Selon un article de la Neue Zürcher Zeitung (NZZ) paru le 18 septembre 2013, la rédaction était en possession de quatre bandes de données provenant de centres de calcul de Swisscom. Swisscom accorde une grande importance à la protection des données de ses clients. Aussi l’entreprise a-t-elle aussitôt déposé une plainte pénale contre X et informé le préposé fédéral à la protection des données. La piste d’un acte criminel est toujours envisagée.

Au cours de la procédure d’enquête, Swisscom est parvenue à recueillir des informations sur les bandes de données dérobées et sur leurs contenus lorsque ceux-ci n’étaient pas endommagés. Ces bandes ne contenaient que des données de sauvegarde de Swisscom datant des années 2008 à 2010. Swisscom n’a recouvré que trois des quatre bandes de données dérobées, la quatrième ayant été prétendument détruite par la source. C’est ce qu’ont indiqué les conclusions du Ministère public.

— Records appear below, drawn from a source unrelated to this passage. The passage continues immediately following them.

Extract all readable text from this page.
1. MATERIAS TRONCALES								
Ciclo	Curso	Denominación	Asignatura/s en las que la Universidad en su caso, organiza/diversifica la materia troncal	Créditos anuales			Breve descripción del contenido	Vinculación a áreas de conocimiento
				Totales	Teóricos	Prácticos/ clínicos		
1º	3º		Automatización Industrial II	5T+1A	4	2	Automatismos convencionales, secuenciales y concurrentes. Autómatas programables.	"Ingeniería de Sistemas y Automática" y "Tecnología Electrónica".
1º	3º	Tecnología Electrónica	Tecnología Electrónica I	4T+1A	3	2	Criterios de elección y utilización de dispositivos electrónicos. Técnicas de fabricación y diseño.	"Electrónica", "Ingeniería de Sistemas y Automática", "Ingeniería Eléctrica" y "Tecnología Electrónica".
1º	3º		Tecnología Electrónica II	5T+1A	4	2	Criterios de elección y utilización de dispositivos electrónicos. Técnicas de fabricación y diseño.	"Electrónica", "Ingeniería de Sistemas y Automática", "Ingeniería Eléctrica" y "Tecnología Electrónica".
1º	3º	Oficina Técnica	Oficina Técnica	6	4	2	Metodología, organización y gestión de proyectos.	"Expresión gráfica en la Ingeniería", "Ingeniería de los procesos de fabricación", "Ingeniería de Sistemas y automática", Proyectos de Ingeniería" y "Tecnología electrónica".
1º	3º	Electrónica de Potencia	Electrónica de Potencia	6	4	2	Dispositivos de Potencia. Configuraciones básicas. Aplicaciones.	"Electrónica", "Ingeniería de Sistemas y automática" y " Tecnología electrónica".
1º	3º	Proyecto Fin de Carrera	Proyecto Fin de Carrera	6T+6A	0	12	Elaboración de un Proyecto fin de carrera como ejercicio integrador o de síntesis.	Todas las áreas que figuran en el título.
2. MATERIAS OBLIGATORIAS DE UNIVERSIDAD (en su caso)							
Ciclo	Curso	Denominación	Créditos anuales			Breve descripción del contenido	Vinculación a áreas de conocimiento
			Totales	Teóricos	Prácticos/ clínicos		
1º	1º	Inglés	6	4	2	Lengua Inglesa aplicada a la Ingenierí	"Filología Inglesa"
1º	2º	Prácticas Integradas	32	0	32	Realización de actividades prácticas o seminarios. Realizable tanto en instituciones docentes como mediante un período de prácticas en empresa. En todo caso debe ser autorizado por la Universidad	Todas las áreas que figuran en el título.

Swisscom peut donc certes procéder à l’analyse des contenus sur la base des métadonnées obtenues de la NZZ, mais elle ne peut plus analyser les différents enregistrements.




En publiant des noms, la NZZ viole les droits de la personnalité des clients

La NZZ dispose visiblement toujours de copies des données dérobées, qu’elle a analysées plus en détail ces dernières semaines. De l’avis de Swisscom, la publication de noms par la NZZ viole les droits de la personnalité des clients et ne présente aucun intérêt pour le public. En publiant cet article trois mois après l’annonce du vol de données, la NZZ accepte de violer les droits de la personnalité des clients de Swisscom.

Pour préserver les intérêts de ses clients, Swisscom exige de la NZZ qu’elle lui restitue et détruise immédiatement les données encore à sa disposition et qu’elle cesse la publication d’informations analysées et de noms identifiés sur les bandes de données parvenues illégalement en sa possession. Elle envisage en outre d’intenter une action en justice contre la NZZ pour donner davantage de poids à ses exigences.




Sécurité encore améliorée

Swisscom a immédiatement pris les mesures nécessaires pour empêcher qu’un cas similaire ne se reproduise. Depuis 2012 déjà, les données sauvegardées dans ses centres de calcul sont toutes réparties sur un grand nombre de disques durs différents. Du fait de cette répartition, un disque dur ne contient que quelques fragments des données stockées. Or il est très difficile de tirer des données utilisables d’un seul disque dur ou de quelques-uns uniquement. D’autres mesures ont également été adoptées pour renforcer davantage encore la sécurité. A titre d’exemple, le nouveau centre de calcul de Wankdorf sera équipé d’un dispositif de contrôle (avec détecteur de métaux et système de rayons X).